Arbeitgeber A beabsichtigt, dem Mitarbeiter M zu kündigen, weil er homosexuell ist. A hört gemäß § 102 BetrVG den Betriebsrat vor Ausspruch der Kündigung an und teilt ihm die Gründe für die beabsichtigte Kündigung mit. Der Betriebsrat muss der Kündigung widersprechen, weil sie diskriminierend wäre.

 

Rz. 17

§ 75 Abs. 1 BetrVG dient auch in seiner Neufassung nur dem Schutz der im Betrieb tätigen Arbeitnehmer. Nicht geschützt werden die internen Organisationsakte des Betriebsrats, wie z. B. die Wahl des Vorstands. Derartige Entscheidungen trifft der Betriebsrat auch weiterhin in eigener Kompetenz.[7]

 

Rz. 18

§ 75 BetrVG gibt den Arbeitnehmern keine Ansprüche gegen den Betriebsrat und den Arbeitgeber auf Einhaltung und Beachtung der dort genannten Grundsätze (BAG, Beschluss v. 3.12.1985[8]).

 
Praxis-Beispiel

Mitarbeiter M, dem Arbeitgeber A wegen seiner Homosexualität kündigen will, hat keinen Anspruch gegen den Betriebsrat darauf, dass dieser der Kündigung widerspricht.[9]
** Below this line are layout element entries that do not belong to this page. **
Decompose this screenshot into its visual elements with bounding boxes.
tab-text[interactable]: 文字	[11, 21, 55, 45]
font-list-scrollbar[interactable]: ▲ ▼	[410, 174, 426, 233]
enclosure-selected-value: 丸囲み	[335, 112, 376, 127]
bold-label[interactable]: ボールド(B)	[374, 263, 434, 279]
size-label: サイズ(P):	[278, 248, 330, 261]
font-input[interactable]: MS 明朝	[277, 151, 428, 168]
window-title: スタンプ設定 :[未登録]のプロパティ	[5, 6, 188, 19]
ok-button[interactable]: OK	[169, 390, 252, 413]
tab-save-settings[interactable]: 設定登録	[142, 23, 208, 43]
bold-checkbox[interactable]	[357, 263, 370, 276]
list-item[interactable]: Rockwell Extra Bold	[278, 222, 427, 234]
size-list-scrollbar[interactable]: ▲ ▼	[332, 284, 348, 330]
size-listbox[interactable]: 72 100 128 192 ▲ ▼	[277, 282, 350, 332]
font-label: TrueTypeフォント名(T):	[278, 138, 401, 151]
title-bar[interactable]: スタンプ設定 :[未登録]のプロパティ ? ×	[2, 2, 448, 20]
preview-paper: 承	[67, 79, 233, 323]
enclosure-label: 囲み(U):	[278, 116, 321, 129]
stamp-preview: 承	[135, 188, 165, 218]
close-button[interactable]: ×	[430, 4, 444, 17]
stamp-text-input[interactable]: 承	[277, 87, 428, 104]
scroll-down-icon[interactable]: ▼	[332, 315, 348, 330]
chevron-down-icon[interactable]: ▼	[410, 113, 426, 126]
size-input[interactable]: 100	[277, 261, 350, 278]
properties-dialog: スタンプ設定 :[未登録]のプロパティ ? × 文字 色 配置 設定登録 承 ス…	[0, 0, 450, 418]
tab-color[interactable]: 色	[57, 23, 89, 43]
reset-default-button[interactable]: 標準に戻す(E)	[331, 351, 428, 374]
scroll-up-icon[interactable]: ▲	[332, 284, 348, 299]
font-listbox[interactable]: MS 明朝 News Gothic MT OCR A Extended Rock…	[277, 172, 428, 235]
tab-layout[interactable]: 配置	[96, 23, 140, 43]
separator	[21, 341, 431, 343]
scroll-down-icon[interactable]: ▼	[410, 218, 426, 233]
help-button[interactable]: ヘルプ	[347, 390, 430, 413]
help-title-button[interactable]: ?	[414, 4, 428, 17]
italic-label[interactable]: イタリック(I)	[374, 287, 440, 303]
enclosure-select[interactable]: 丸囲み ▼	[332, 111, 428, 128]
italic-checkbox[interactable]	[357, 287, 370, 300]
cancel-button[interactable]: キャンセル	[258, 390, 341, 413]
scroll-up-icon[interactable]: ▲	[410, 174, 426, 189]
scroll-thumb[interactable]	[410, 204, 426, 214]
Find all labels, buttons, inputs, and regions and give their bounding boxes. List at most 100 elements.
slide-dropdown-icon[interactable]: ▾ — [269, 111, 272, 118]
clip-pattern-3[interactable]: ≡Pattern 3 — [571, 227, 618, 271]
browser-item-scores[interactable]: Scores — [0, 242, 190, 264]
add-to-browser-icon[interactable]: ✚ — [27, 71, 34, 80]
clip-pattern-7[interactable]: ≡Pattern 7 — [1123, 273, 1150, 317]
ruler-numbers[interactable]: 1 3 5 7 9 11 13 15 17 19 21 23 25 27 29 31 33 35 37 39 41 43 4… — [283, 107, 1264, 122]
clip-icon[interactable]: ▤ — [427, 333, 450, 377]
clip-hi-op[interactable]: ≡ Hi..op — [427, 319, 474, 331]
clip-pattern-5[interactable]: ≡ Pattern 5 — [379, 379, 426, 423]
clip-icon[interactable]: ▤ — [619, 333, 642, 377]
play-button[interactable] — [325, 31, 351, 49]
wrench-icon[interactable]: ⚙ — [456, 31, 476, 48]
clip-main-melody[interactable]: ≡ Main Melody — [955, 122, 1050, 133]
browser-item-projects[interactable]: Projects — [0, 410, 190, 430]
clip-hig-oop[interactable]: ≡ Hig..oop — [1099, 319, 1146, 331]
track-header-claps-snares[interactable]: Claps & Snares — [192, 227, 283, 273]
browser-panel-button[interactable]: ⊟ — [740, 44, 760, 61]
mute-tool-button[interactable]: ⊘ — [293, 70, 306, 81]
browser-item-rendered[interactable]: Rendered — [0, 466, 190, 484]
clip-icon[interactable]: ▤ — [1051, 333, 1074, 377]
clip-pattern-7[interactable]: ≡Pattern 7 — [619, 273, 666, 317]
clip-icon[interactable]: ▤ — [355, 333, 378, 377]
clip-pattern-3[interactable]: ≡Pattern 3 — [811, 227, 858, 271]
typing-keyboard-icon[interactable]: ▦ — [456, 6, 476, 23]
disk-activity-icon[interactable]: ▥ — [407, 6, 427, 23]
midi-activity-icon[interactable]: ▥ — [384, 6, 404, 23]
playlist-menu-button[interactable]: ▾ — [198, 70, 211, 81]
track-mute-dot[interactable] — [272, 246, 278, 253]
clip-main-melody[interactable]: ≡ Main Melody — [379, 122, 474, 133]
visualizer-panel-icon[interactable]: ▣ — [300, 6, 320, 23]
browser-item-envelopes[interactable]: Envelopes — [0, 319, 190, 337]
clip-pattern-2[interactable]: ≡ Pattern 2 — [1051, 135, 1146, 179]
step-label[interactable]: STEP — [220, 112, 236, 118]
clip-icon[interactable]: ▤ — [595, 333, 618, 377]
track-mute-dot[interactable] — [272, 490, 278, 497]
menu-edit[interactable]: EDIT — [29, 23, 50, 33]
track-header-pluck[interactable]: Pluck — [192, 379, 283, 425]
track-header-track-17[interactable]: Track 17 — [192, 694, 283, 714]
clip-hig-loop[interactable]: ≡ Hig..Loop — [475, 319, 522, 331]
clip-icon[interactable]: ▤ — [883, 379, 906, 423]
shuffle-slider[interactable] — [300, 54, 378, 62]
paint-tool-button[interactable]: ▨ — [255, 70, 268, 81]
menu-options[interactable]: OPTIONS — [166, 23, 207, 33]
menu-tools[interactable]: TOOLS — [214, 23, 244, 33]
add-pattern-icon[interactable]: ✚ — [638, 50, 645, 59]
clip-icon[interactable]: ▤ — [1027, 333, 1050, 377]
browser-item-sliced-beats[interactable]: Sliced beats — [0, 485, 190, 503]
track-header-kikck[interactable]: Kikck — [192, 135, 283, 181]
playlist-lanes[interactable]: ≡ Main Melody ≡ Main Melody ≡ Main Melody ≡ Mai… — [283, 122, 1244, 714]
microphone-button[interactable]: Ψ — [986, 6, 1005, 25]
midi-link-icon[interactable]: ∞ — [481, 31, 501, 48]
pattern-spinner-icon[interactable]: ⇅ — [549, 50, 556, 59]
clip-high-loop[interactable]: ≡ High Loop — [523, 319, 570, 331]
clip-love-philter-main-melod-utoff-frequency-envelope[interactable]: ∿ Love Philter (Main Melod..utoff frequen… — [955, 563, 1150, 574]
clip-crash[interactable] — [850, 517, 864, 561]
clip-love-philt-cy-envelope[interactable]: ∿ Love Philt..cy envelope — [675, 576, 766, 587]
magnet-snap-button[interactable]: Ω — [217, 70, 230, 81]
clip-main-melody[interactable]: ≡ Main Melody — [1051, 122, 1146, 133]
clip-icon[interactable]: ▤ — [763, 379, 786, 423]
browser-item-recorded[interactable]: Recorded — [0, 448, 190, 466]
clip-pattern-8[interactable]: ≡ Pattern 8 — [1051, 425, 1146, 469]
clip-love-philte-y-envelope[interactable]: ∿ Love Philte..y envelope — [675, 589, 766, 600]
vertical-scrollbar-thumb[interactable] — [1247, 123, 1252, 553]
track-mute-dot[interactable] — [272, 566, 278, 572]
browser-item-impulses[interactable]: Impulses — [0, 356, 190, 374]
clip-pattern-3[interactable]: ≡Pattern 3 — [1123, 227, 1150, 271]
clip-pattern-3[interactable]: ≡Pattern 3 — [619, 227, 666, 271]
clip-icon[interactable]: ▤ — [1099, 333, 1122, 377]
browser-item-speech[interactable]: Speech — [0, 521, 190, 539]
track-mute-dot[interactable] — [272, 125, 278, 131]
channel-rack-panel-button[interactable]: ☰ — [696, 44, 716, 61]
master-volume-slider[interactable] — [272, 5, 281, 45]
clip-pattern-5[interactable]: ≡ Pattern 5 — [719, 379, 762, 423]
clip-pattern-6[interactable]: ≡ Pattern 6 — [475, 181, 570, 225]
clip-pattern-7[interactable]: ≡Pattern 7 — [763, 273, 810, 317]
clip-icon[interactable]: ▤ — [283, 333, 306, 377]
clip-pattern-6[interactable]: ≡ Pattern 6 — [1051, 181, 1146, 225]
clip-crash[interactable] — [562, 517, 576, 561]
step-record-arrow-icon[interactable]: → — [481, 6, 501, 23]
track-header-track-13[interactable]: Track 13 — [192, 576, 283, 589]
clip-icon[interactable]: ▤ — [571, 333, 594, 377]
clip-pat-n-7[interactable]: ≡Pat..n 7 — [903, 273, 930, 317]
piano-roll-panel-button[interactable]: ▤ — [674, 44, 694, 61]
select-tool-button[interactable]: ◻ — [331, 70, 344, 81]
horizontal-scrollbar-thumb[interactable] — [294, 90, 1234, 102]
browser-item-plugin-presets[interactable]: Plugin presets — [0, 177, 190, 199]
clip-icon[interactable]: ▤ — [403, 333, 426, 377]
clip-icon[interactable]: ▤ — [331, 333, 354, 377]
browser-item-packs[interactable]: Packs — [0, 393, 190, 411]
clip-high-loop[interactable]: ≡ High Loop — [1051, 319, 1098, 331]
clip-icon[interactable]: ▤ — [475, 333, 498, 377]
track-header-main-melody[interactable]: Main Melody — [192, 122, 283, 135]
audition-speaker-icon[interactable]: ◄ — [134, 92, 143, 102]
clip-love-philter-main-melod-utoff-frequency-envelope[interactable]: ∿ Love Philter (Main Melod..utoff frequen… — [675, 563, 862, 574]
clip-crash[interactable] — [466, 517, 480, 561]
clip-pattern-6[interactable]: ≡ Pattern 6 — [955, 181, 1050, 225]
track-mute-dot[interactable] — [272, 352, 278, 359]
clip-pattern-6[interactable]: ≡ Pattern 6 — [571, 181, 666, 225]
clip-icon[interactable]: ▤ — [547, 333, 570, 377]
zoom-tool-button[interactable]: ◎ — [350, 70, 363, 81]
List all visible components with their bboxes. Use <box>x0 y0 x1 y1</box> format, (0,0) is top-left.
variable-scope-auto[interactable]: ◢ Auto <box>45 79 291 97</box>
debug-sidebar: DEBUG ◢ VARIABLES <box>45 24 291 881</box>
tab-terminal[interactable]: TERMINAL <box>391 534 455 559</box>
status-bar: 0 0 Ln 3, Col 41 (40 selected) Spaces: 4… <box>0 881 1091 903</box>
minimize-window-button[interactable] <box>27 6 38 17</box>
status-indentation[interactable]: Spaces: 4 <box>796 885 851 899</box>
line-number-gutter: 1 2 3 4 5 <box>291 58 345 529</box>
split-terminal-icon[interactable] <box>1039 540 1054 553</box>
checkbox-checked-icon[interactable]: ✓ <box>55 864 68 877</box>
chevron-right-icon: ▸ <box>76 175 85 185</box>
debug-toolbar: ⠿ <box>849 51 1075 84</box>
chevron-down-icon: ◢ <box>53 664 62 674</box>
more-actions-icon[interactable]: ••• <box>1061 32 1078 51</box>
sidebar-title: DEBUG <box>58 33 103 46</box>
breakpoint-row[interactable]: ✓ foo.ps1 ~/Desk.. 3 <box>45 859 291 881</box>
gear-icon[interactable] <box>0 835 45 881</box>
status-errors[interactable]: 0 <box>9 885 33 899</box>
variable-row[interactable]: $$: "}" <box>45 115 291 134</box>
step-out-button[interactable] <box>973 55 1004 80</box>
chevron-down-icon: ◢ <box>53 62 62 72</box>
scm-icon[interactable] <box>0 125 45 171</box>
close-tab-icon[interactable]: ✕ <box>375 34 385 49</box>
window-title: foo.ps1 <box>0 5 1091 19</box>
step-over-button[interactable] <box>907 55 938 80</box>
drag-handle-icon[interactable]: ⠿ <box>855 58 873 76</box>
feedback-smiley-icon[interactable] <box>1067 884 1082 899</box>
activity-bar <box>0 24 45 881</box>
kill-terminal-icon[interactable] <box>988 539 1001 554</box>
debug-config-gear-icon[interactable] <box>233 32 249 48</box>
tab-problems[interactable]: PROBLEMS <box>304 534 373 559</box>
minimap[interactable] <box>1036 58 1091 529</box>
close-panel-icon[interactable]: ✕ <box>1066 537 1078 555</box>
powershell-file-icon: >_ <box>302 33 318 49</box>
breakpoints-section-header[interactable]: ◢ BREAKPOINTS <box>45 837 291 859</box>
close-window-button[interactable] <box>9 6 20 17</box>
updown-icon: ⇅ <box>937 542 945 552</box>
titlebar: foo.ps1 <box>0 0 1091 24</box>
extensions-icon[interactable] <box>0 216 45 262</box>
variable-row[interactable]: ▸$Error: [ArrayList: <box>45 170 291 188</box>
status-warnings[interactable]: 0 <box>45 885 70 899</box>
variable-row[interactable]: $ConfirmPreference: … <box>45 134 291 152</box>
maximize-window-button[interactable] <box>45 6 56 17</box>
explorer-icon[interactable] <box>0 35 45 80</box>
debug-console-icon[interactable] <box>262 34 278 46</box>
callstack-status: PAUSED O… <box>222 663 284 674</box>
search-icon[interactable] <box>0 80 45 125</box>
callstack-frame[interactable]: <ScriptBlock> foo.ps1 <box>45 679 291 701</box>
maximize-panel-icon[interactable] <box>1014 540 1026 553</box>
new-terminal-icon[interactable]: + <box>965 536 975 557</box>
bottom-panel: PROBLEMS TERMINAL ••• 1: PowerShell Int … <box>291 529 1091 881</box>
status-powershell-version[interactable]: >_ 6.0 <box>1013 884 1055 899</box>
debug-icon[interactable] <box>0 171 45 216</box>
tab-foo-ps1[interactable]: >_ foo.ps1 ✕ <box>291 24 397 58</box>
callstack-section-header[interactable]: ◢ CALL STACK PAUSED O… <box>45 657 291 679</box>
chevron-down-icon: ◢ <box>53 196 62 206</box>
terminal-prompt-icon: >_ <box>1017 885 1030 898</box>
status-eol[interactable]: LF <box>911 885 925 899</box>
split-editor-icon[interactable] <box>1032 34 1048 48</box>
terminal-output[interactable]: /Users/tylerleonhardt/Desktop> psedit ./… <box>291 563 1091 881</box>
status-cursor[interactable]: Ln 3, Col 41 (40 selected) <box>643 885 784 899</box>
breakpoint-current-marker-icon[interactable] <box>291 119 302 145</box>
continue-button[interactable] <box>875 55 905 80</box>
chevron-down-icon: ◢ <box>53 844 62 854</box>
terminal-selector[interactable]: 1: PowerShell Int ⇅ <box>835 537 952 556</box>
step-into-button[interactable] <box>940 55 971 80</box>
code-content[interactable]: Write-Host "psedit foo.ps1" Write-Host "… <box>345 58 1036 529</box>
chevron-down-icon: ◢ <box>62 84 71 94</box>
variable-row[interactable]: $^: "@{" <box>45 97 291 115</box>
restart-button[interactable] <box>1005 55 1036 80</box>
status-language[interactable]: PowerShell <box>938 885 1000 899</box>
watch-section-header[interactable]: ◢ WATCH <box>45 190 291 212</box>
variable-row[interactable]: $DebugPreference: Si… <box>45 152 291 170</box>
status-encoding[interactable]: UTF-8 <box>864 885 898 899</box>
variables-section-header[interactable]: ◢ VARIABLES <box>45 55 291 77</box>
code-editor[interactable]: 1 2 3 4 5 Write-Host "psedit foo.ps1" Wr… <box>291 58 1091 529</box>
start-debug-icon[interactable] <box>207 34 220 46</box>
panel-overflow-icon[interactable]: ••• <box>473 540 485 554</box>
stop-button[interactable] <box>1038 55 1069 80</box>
Die Angleichung der Regelung an das AGG hat daran nichts geändert.

 

Rz. 19

Umstritten ist, ob § 75 BetrVG neben einer Überwachungspflicht auch ein Überwachungsrecht verleiht. Nach der überwiegenden Meinung in der Literatur besteht ein solches Recht, wonach ein Betriebspartner im Fall von Verstößen gegen § 75 durch den jeweils anderen Betriebspartner von diesem ein Unterlassen bzw. eine Beseitigung verlangen kann. Nach der Rechtsprechung des BAG (BAG, Beschluss v. 28.5.2002, AP Nr. 39 zu § 87 BetrVG 1972 Ordnung des Betriebs) bestehen dagegen keine Rechte der Betriebsparteien untereinander aus § 75 BetrVG.

[1] Fitting/Engels, § 75 BetrVG Rz. 18.
[2] Fitting/Engels, § 75 BetrVG Rz. 18.
[3] NZA 2007, 99.
[4] NZA 2005, 773.
[5] NZA 2006, 1431.
[6] S. auch Fitting/Engels, § 75 BetrVG Rz. 22 m. w. N.